The standard for encoding today is base64, which is an algorithm that converts any type of data (text or binary) to a sequence of printable ASCII characters. The algorithm transforms data using radix-64 where each base64 digit represents six bytes of data. This means every three bytes of text or data can be represented as four base64 digits.
Quoted-printable encoding is used with text and can be found in e-mail messages which primarily consist of ASCII text, but may contain some non-ASCII characters, such as letters with diacritical marks. To ensure the text can be sent safely through a variety of mail servers, quoted-printable encoding is used to represent those non-ASCII characters as a sequence of ASCII characters.
Today, quoted-printable encoding is less common than it used to be. However, legacy applications may still generate text which uses quoted-printable encoding. While base64 encoded data is not human-readable, most quoted-printable encoded text is readable even without being decoded, since only non-ASCII characters are encoded.

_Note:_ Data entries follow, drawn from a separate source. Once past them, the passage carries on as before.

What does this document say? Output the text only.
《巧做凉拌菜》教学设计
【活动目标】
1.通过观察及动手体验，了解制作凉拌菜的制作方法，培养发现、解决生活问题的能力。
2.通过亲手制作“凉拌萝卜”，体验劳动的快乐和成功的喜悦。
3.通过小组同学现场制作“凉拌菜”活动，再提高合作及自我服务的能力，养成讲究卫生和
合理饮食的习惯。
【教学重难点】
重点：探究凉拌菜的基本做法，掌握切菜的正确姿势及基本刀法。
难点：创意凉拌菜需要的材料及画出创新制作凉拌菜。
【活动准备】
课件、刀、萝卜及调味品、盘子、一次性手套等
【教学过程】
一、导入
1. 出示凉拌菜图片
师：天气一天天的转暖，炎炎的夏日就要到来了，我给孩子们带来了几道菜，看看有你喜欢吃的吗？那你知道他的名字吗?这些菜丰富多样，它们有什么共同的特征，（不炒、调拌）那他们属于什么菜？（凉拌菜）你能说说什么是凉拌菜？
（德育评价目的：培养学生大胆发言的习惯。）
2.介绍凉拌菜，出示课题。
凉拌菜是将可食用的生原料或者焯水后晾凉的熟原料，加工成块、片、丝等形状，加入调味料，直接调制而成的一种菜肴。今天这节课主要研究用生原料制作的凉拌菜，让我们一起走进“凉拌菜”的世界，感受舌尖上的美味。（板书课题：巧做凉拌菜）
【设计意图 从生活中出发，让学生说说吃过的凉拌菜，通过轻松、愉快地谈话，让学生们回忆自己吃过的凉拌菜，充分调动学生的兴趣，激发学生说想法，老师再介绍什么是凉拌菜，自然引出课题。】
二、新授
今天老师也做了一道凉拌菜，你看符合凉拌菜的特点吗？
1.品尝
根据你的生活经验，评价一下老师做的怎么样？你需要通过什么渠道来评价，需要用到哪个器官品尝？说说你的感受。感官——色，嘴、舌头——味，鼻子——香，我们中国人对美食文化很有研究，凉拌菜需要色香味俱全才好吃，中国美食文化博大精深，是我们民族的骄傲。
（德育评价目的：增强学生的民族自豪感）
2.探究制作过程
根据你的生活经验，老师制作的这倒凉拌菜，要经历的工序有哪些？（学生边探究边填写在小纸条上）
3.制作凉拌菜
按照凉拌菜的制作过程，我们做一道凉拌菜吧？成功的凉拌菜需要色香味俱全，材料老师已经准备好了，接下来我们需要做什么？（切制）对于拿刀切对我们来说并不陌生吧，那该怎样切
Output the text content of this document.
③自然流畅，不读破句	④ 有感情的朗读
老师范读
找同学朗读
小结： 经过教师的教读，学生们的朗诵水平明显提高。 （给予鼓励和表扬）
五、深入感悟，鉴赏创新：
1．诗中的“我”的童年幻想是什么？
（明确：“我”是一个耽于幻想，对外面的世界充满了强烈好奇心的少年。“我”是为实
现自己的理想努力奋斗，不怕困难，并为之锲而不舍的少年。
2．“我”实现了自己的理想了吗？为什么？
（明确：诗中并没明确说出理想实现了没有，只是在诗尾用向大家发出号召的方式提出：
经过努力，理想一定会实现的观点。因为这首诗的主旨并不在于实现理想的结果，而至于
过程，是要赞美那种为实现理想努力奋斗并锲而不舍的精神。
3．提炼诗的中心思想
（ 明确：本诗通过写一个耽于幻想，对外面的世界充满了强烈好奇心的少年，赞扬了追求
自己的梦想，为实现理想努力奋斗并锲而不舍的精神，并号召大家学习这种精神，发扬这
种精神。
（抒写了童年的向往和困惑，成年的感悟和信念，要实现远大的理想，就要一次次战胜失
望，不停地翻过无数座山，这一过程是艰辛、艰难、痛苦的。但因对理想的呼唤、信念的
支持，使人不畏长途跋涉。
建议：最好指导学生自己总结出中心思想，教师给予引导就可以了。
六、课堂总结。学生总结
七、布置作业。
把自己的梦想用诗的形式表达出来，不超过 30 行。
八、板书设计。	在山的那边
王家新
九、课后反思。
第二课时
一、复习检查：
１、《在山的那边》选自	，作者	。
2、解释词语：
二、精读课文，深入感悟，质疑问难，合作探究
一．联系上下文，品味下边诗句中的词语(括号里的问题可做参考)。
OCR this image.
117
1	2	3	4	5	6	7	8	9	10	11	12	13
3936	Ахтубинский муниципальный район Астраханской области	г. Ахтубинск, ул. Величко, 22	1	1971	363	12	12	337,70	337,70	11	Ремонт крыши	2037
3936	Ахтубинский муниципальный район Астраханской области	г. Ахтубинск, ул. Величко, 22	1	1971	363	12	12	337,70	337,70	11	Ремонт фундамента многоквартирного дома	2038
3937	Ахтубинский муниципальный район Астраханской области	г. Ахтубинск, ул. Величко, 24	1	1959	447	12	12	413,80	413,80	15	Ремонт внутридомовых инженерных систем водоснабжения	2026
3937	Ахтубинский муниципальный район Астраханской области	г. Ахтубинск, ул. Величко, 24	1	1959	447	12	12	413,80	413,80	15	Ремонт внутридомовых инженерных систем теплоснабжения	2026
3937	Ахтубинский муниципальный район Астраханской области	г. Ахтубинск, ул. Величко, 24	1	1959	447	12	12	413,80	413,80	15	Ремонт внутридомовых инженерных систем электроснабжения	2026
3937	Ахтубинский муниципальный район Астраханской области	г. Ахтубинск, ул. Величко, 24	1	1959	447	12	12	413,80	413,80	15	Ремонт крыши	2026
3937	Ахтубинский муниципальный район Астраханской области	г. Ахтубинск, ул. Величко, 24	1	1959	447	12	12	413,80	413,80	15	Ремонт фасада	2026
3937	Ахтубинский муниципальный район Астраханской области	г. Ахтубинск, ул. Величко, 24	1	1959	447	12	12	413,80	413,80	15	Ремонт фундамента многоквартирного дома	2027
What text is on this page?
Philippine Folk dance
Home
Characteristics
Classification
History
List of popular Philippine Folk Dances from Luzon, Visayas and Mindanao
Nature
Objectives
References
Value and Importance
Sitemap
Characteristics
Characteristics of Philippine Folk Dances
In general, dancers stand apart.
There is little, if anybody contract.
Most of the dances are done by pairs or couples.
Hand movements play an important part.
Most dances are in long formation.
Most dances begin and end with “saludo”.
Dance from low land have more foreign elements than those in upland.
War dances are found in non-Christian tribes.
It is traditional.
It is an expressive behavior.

Using the Library Edition, the functions EncodeBuffer and DecodeBuffer can be used to encode and decode data in memory, and the EncodeFile and DecodeFile functions can be used to encode and decode complete files.
Using the .NET class or ActiveX control, the EncodeData and DecodeData methods can be used with data in memory, and the EncodeFile and DecodeFile methods can be used with files.
Although encoding a string in memory or encoding the contents of a text file will make it unreadable, it is not a form of encryption. As the saying goes, security through obscurity is no security at all. Decoding previously encoded text is trivial and offers no real protection.
If you want to protect the contents of a string, use the AesEncryptString function in the Library API or the EncryptedText properties in the .NET class or ActiveX control. They will encrypt the data using AES-256 and automatically encode it using base64 so that it can be safely stored as an ASCII string.
One final consideration. If you have encoded text which was generated by an e-mail application, it’s possible the text was encoded using a different character set than the one you use in your locale. The decoding functions in the Encoding and Compression API will only decode text and data as-is, and it is not locale specific. This means if you have some encoded text which was written in a different locale, the decoded text may appear corrupted.
To address this issue, our Mail Message (MIME) components have special functions which enable you to easily decode and convert the encoded text into its proper Unicode representation.
In the Library Edition, the MimeDecodeTextEx function allows you to specify the original character that was used when the text was encoded. The SocketTools.MailMesage class and ActiveX control have DecodeText methods which perform the same function.
The SocketTools Encoding and Compression components can be combined with any of the other components in SocketTools, making it easy to add this functionality to your software with minimal coding and a simple interface.